En dehors des rapports généraux sur la situation, l’action du prolétariat pour la paix formait l’objet principal de l’ordre du jour. Une déclaration collective fut présentée par les délégations française et allemande. C’était de bon augure pour la réussite de la Conférence. Toute action de paix prolétarienne serait vaine sans une entente entre les délégués d’Allemagne et de France, c’est‑à‑dire des deux pays dont les Partis socialistes sont séparés nationalement par l’antagonisme de leurs gouvernements.
C’est par de vifs applaudissements que la Conférence accueillit la lecture de cette déclaration dont voici le texte :
Déclaration franco-allemande commune aux socialistes et syndicalistes français et allemands
Après un an de massacre, le caractère nettement impérialiste de la guerre s’est de plus en plus affirmé ; c’est la preuve qu’elle a ses causes dans la politique impérialiste et coloniale de tous les gouvernements, qui resteront responsables du déchaînement de ce carnage.
Les masses populaires furent entraînées dans cette guerre par l’« Union sacrée », constituée dans tous les pays par les profiteurs du régime capitaliste, lui ont donné le caractère d’une lutte de races, de défense des droits respectifs et des libertés. C’est sous l’impulsion de ces sentiments que, dans chaque pays, une très grande partie des forces ouvrières d’opposition ont été submergées par le nationalisme et, depuis, une presse aux ordres du pouvoir n’a cessé d’en accentuer le caractère.
Aujourd’hui, les chauvins de chaque nation assignent à cette guerre un but de conquête par l’annexion de provinces ou de territoires ; ces prétentions, si elles se réalisaient, seraient des causes de guerre future.
En opposition à ces ambitions, des minorités résolues se sont dressées dans toutes les nations, s’efforçant de remplir les devoirs affirmés dans les résolutions des Congrès socialistes internationaux de Stuttgart, Copenhague et Bâle. Il leur appartient, aujourd’hui plus que jamais, de s’opposer à ces prétentions annexionnistes et de hâter la fin de cette guerre, qui a déjà causé la perte de tant de millions de vies humaines, fait tant de mutilés et provoqué des misères si intenses parmi les travailleurs de tous les pays.
C’est pourquoi nous, socialistes et syndicalistes allemands et français, nous affirmons que cette guerre n’est pas notre guerre !

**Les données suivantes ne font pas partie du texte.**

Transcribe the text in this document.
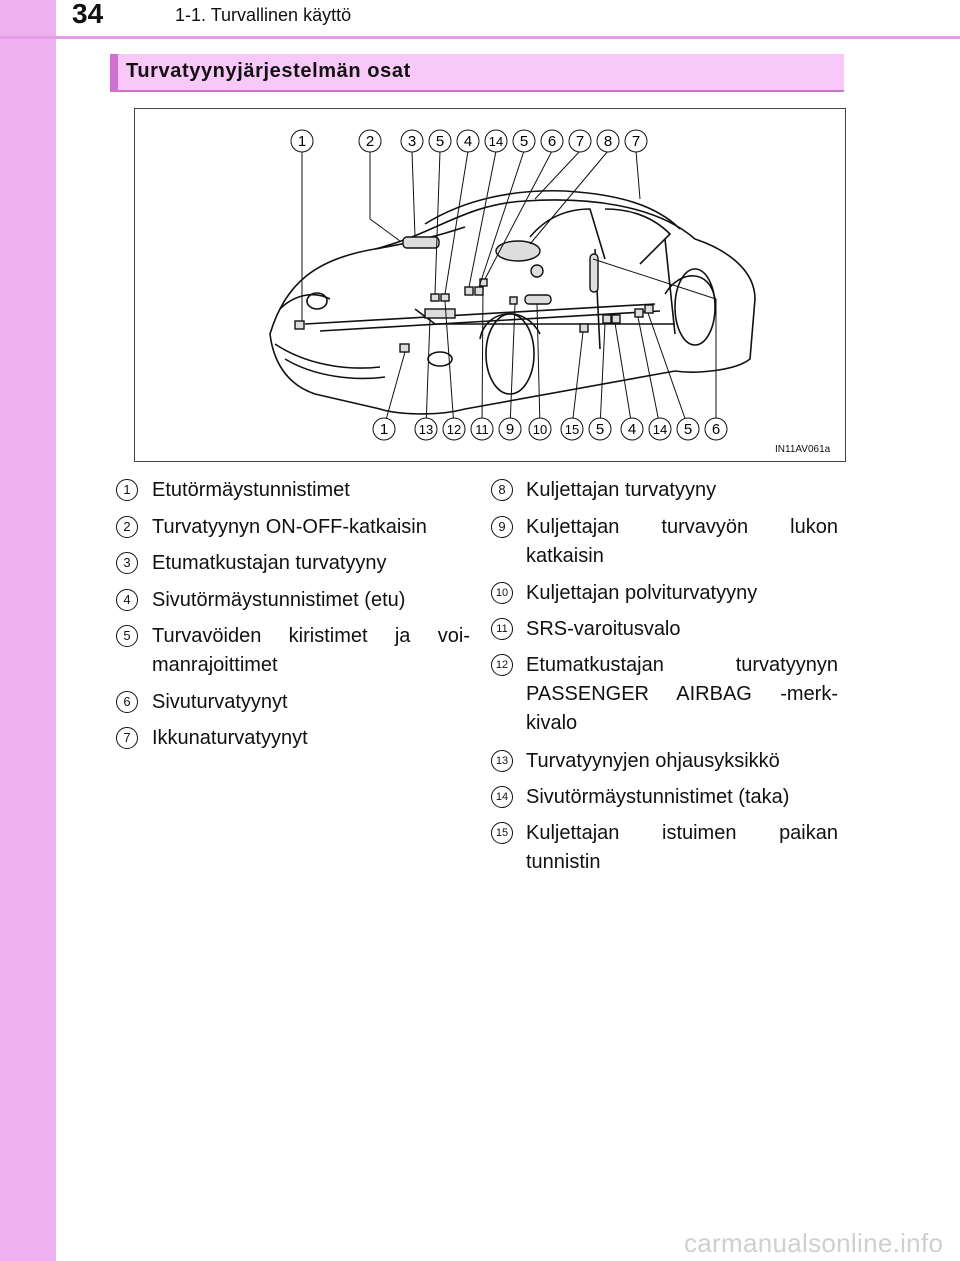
34	1-1. Turvallinen käyttö
Turvatyynyjärjestelmän osat
1	2 3 5 4 14 5 6 7 8 7
1 13 12 11 9 10 15 5 4 14 5 6
IN11AV061a
1	Etutörmäystunnistimet
2	Turvatyynyn ON-OFF-katkaisin
3	Etumatkustajan turvatyyny
4	Sivutörmäystunnistimet (etu)
5	Turvavöiden kiristimet ja voi-
manrajoittimet
6	Sivuturvatyynyt
7	Ikkunaturvatyynyt
8	Kuljettajan turvatyyny
9	Kuljettajan turvavyön lukon
katkaisin
10 Kuljettajan polviturvatyyny
11 SRS-varoitusvalo
12 Etumatkustajan turvatyynyn
PASSENGER AIRBAG -merk-
kivalo
13 Turvatyynyjen ohjausyksikkö
14 Sivutörmäystunnistimet (taka)
15 Kuljettajan istuimen paikan
tunnistin
carmanualsonline.info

Que nous réprouvons de toute notre énergie la violation de la neutralité de la Belgique, solennellement garantie par les conventions internationales admises par tous les États belligérants. Nous demandons et ne cesserons de demander qu’elle soit rétablie dans toute son intégralité et son indépendance. Nous déclarons que nous voulons la fin de cette guerre par une paix prochaine, établie sur des conditions qui n’oppriment aucun peuple, aucune nation ;
Que nous ne consentirons jamais à ce que nos gouvernements respectifs se prévalent de conquêtes qui porteraient fatalement dans leur sein les germes d’une nouvelle guerre ;
Que nous œuvrerons, dans nos pays respectifs, pour une paix qui dissipera les haines entre nations, en donnant aux peuples des possibilités de travailler en commun.
Une telle paix n’est possible, à nos yeux, qu’en condamnant toute idée, toute violation des droits et des libertés d’un peuple. L’occupation de pays entiers ou de provinces ne doit pas aboutir à une annexion. Nous disons donc : Pas d’annexions, effectives ou masquées ! Pas d’incorporations économiques forcées, imposées, qui deviendraient encore plus intolérables par le fait consécutif de la spoliation des droits politiques des intéressés !

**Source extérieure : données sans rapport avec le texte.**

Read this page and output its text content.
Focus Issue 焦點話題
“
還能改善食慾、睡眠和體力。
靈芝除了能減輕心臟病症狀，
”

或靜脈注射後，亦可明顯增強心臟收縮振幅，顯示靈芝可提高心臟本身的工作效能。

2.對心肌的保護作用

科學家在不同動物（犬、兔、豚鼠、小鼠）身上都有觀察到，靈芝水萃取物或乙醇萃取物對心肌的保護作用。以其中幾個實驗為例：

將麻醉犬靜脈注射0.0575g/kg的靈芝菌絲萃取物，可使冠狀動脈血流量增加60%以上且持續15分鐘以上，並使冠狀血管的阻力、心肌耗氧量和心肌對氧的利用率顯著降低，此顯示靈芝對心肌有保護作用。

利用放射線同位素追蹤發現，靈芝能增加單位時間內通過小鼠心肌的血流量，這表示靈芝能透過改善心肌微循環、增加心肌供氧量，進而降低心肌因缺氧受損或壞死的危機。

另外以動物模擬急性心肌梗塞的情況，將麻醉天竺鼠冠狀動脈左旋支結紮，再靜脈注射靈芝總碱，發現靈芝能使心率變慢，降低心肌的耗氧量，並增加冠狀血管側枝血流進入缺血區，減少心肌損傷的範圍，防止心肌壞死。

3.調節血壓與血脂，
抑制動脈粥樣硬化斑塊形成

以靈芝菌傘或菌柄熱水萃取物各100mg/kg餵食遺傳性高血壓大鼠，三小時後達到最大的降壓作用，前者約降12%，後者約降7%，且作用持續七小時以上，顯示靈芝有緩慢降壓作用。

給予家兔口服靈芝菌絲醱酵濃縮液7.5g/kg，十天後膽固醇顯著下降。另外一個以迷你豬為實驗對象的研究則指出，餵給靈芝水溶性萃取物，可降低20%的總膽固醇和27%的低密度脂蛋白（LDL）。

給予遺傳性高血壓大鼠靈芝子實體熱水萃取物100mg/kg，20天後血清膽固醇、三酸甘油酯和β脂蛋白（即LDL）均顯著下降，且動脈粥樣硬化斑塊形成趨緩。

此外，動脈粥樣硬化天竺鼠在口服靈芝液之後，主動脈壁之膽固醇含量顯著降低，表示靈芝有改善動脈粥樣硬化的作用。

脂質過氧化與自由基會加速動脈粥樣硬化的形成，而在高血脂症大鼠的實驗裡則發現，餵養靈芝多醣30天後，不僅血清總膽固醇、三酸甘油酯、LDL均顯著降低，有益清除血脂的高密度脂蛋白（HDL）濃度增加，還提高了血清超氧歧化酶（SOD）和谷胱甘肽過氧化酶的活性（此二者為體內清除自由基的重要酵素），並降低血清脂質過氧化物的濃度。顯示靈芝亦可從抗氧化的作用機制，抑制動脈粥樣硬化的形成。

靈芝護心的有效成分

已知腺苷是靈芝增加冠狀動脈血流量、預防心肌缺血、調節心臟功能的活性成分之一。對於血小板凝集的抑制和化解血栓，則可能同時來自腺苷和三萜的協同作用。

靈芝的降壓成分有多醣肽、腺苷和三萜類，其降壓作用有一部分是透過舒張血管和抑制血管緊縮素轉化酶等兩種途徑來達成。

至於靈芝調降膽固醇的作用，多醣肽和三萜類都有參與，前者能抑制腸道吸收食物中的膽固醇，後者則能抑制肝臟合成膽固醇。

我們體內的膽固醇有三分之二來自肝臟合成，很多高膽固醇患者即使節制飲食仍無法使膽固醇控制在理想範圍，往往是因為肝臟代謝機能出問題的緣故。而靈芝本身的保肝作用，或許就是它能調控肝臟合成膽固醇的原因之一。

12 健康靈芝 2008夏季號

Nous disons que le droit des populations de disposer de leur sort doit être rigoureusement observé.
Nous prenons l’engagement formel d’agir inlassablement dans ce sens, dans nos pays respectifs, pour que le mouvement pour la paix devienne assez fort pour imposer à nos gouvernants la cessation de cette tuerie.
En dénonçant l’ « Union sacrée », en restant fermement attachés à la lutte de classe, qui servit de base à la constitution de l’Internationale socialiste, nous, socialistes et syndicalistes allemands et français, puiserons la fermeté de lutter parmi nos nationaux contre cette affreuse calamité et pour la fin des hostilités qui ont déshonoré l’humanité.
Pour la délégation française : A. Merrheim, secrétaire de la Fédération des Métaux ; A. Bourderon, secrétaire de la Fédération du Tonneau.
Pour la délégation allemande : Adolf Hoffmann, député au Landtag prussien ; Georg Ledebour, député au Reichstag.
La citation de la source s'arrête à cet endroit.